Only just seen this thread and haven't read all the posts, so I may just be going over ground already covered. But here are a few personal memories of the Strike...
There have been a lot of complicated arguments over whether you should have bveen for/against the miners, but I can boil it down to this: The miners had been given a raw deal by a vicious Tory Goverment, that for reasons of petty spite and revenge [for 72/74] as well as political ideology was prepared to destroy an industry and all the jobs and communities that depended upon it. Whatever disagreements you may have had about how the Strike was run etc, I think they deserved to be supported in taking the fight back to the government. When they lost, it was a blow for everyone who suffered under Thatcher at that time.
The stuff about uneconomic pits was bullshit. It was much more uneconomic to close the industry down, along with all the other ones that directly or indirectly depended on mining [everything from the factory I used to work at which made support structures for the mineshafts to the newsagents across the road from the local pit]. All those workers on the dole rather than earning wages, meaning the tax-payers having to pay them their benefits as well as their reduced spending power depressing the local economy as a whole.
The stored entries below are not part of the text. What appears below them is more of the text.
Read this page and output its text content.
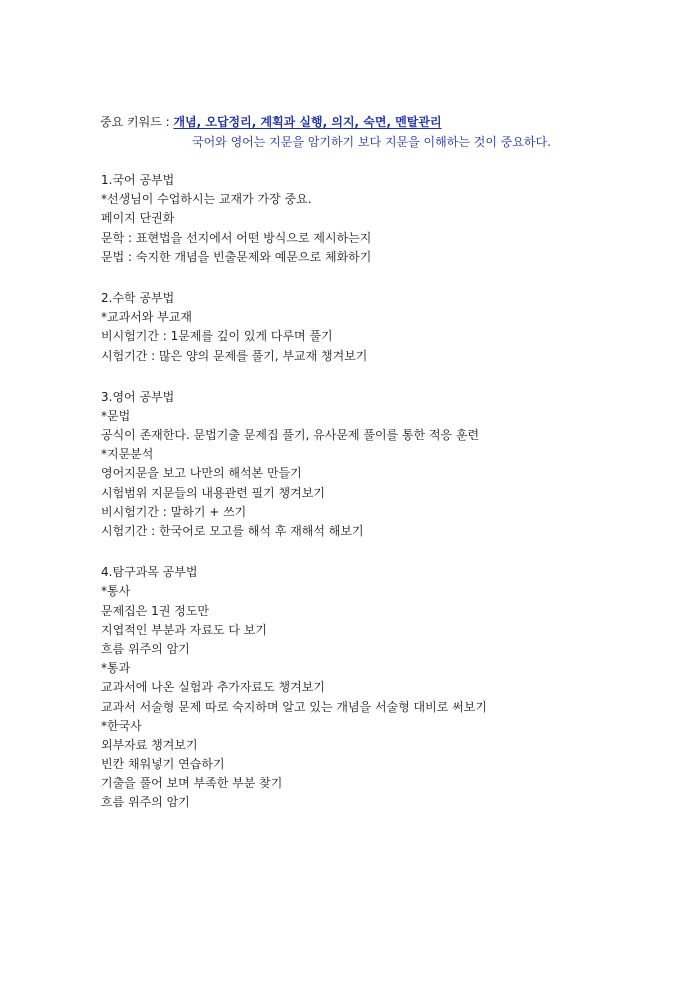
중요 키워드 : 개념, 오답정리, 계획과 실행, 의지, 숙면, 멘탈관리
국어와 영어는 지문을 암기하기 보다 지문을 이해하는 것이 중요하다.
1.국어 공부법
*선생님이 수업하시는 교재가 가장 중요.
페이지 단권화
문학 : 표현법을 선지에서 어떤 방식으로 제시하는지
문법 : 숙지한 개념을 빈출문제와 예문으로 체화하기
2.수학 공부법
*교과서와 부교재
비시험기간 : 1문제를 깊이 있게 다루며 풀기
시험기간 : 많은 양의 문제를 풀기, 부교재 챙겨보기
3.영어 공부법
*문법
공식이 존재한다. 문법기출 문제집 풀기, 유사문제 풀이를 통한 적응 훈련
*지문분석
영어지문을 보고 나만의 해석본 만들기
시험범위 지문들의 내용관련 필기 챙겨보기
비시험기간 : 말하기 + 쓰기
시험기간 : 한국어로 모고를 해석 후 재해석 해보기
4.탐구과목 공부법
*통사
문제집은 1권 정도만
지엽적인 부분과 자료도 다 보기
흐름 위주의 암기
*통과
교과서에 나온 실험과 추가자료도 챙겨보기
교과서 서술형 문제 따로 숙지하며 알고 있는 개념을 서술형 대비로 써보기
*한국사
외부자료 챙겨보기
빈칸 채워넣기 연습하기
기출을 풀어 보며 부족한 부분 찾기
흐름 위주의 암기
My dad had been a miner and a left-wing NUM activist, but he'd died in 1980; I'm positive he would have backed the Strike 100%, but I remember that at his old pit, on the Derbys/Notts border, only 17 were out throughout the Strike. It caused a lot of bitterness and division; I had big rows with friends/relatives who opposed the strike.
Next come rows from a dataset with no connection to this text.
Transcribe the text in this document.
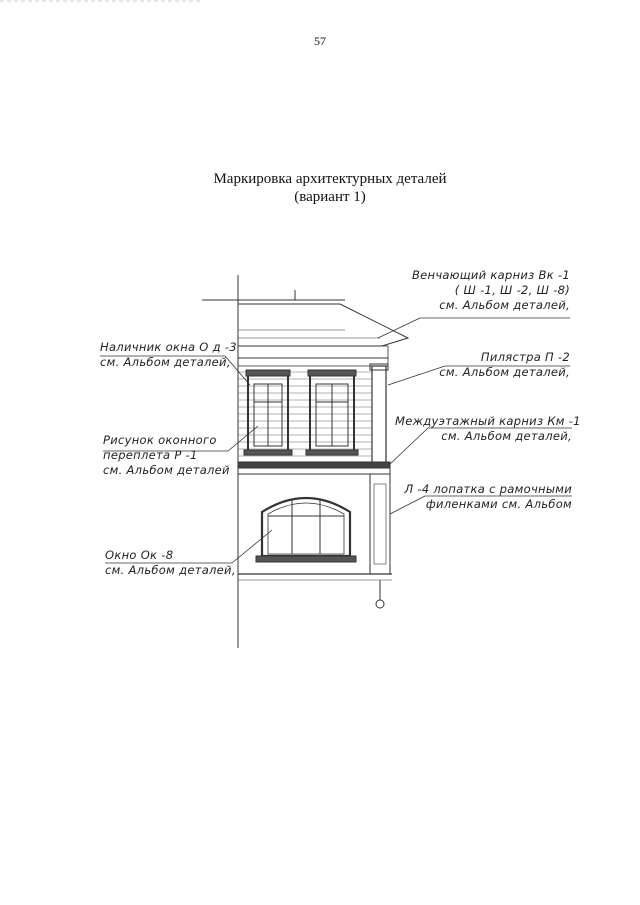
57
Маркировка архитектурных деталей
(вариант 1)
Венчающий карниз Вк -1
( Ш -1, Ш -2, Ш -8)
см. Альбом деталей,
Пилястра П -2
см. Альбом деталей,
Междуэтажный карниз Км -1
см. Альбом деталей,
Л -4 лопатка с рамочными
филенками см. Альбом
Наличник окна О д -3
см. Альбом деталей,
Рисунок оконного
переплета Р -1
см. Альбом деталей
Окно Ок -8
см. Альбом деталей,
As for the police, I was living in Derbys and working over the border in Notts at the time and got stopped day in day out at the border by the cops, who always searched us and the car; Once, they found a copy of 'the Miner' which I'd been given by a striking mate and took down the car's number and said that if it was seen anywhere near a picket line, we'd be arrested on the spot.
The Tories were well organized and had planned the whole thing out years in advance [the Ridley Plan]. But a major factor in why the miners lost was the lack of support they got from the rest of the labour movement - be it the unions or the Labour Party, which was already then making the move to the right to appeal to the 'moderate' floating voter and didn't want to be seen to give any support to militancy.
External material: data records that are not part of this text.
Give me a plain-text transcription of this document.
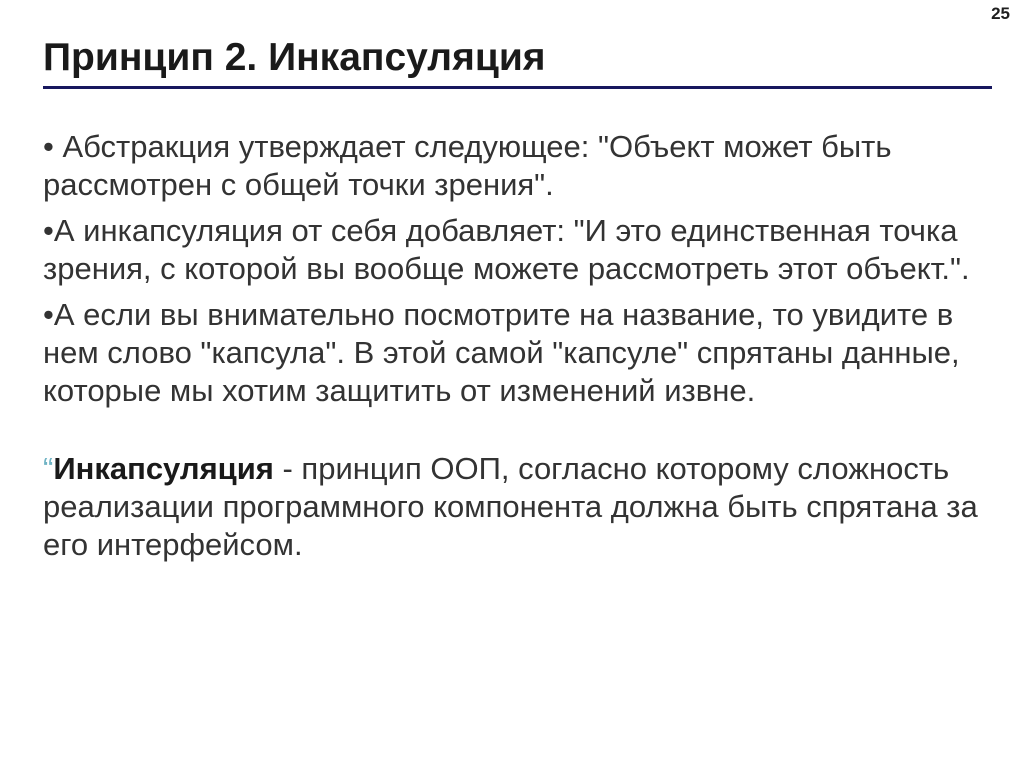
25
Принцип 2. Инкапсуляция

• Абстракция утверждает следующее: "Объект может быть рассмотрен с общей точки зрения".

•А инкапсуляция от себя добавляет: "И это единственная точка зрения, с которой вы вообще можете рассмотреть этот объект.".

•А если вы внимательно посмотрите на название, то увидите в нем слово "капсула". В этой самой "капсуле" спрятаны данные, которые мы хотим защитить от изменений извне.

“Инкапсуляция - принцип ООП, согласно которому сложность реализации программного компонента должна быть спрятана за его интерфейсом.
This was reflected to some extent in my local Labour Party branch, which had to be seen to be believed. One prominent local Labour councillor [he still is btw] was a scab at the nearby depot and the left in the branch somehow managed to get them to pass a resolution debarring him from being present when the strike was discussed; so whenever anything to do with the strike came up on the agenda, everyone would point at him and he had to go and sit in the bar until someone called him back in
.
More seriously, I remember when the Miners' Wives Support Groups were set up, a local member came to the branch to appeal for support and of course some cash for their fighting fund. She went in expecting, as you would, to get a sympathetic hearing. She looked so shocked when one right-winger after another just laid into her and the strike in general. The secretary of the branch Women's Section yelled at her to 'bugger off and not come back begging again' [this is true, really
]. The poor miners wife was so shaken - she had been talking about joining the Labour Party, but a few months later she joined the WRP instead.
There were times when the miners might have won - like when NACODS, the pit deputies' union voted 82% to come out; but there was always a reluctance by the union & Labour leadership to do anything that would make strike action look legitimate or strengthen the left.
One lasting memory is from a rally in London just after the end of the Strike. Union leader Ken Gill praised the miners and then said he was proud of the 'magnificent support they got from the working class and the labour movement'. A miner behind me shouted 'BOLLOCKS' at the top of his voice. I think many miners and their families were politicized during the Strike and had their views on such as the state/media/police altered forever, but having stood up for so long, only to be defeated caused a lot of demoralization and bitterness.